Once you've got the signal to go, you want to feed in the throttle and gradually release the clutch so that your bike stays at the launch rpm until road speed matches the engine speed. At that point, you should have the clutch out and be on the way to full throttle. Smaller bikes will require a lot of throttle and a lot of clutch slip, whereas on bigger bikes you will have the clutch out before you're at half throttle in general. Experienced riders will want to work toward using full throttle right from the start, even on a big bike, and using only the clutch to modulate the power delivery. If the front end comes up or the rear tire starts to spin, keep that in check by pulling the clutch in a tad rather than backing out of the throttle. Closing the throttle will drop the revs enough that it will be difficult to recover, whereas pulling the clutch in keeps the engine spinning hard for when you have things back under control. Many riders keep the throttle steady through the whole sequence until it's time to shift to second gear, but keep feeding in the throttle once the clutch is out until it's at the stop. On a big bike that still has lots of speed in first gear to go even after the clutch is out, there's lots of time to be made and you'll see this in the 120-foot times as opposed to the often-studied 60-foot times.

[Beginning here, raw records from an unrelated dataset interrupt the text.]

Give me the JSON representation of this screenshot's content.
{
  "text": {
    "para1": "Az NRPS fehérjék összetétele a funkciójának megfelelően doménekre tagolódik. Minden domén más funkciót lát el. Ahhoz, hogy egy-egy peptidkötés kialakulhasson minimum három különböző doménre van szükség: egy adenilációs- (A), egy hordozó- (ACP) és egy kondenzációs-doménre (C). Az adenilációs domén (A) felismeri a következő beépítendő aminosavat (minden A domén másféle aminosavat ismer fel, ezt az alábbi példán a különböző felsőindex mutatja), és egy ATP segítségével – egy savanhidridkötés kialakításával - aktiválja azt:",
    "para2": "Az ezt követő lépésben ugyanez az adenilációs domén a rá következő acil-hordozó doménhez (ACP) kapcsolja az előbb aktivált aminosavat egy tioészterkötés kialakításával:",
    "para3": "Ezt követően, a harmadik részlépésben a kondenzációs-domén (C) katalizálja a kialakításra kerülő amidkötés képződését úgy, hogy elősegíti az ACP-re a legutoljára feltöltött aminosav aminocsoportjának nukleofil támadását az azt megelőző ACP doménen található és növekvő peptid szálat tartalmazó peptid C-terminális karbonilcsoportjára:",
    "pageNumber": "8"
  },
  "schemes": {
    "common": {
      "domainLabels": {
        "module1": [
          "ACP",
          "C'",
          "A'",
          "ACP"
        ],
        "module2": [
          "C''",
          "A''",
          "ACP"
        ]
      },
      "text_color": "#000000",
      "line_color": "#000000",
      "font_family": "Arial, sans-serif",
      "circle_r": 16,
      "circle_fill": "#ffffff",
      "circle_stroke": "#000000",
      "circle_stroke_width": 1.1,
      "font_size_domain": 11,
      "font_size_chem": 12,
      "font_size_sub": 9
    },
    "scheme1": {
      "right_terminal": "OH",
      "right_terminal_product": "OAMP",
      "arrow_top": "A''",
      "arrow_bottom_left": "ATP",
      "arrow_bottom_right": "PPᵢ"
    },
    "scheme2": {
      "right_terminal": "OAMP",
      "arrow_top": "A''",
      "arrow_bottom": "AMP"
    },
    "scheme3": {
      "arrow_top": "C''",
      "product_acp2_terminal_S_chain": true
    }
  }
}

This is what you should be looking at or feeling for: keep your engine spinning at the launch rpm as you gradually open the throttle and release the clutch. If the rpm drops too low, the engine will bog and ruin your launch. Too much rpm and the front end will come up.

Once the pass or race is over, analyze what happened at the start and change your launch rpm accordingly in 1000-rpm increments. If you felt the engine bogged or you needed too much clutch slip, bump the launch rpm up a step. If you fought a wheelie or tire spin, lower the rpm a notch. You can also make adjustments by changing the rate at which you let the clutch out, or the rate you opened the throttle; the two are not tied together, and you should experiment with varying both the clutch and throttle. Before the next run, know exactly what you plan on doing and run the scenario through your mind a few times, so that you're well prepared.

Every bike reacts differently leaving the line, and it's up to you to find the best combination of rpm, clutch slip and throttle opening so that you launch as hard as possible right from the instant the light turns or the flag drops. Again, practice makes perfect and we can't stress enough how much a night at the dragstrip pays off for a roadracer, or the benefits of visualization for this particular technique. The thrill of getting the holeshot at your big race or running your first nine-second pass is well worth the effort.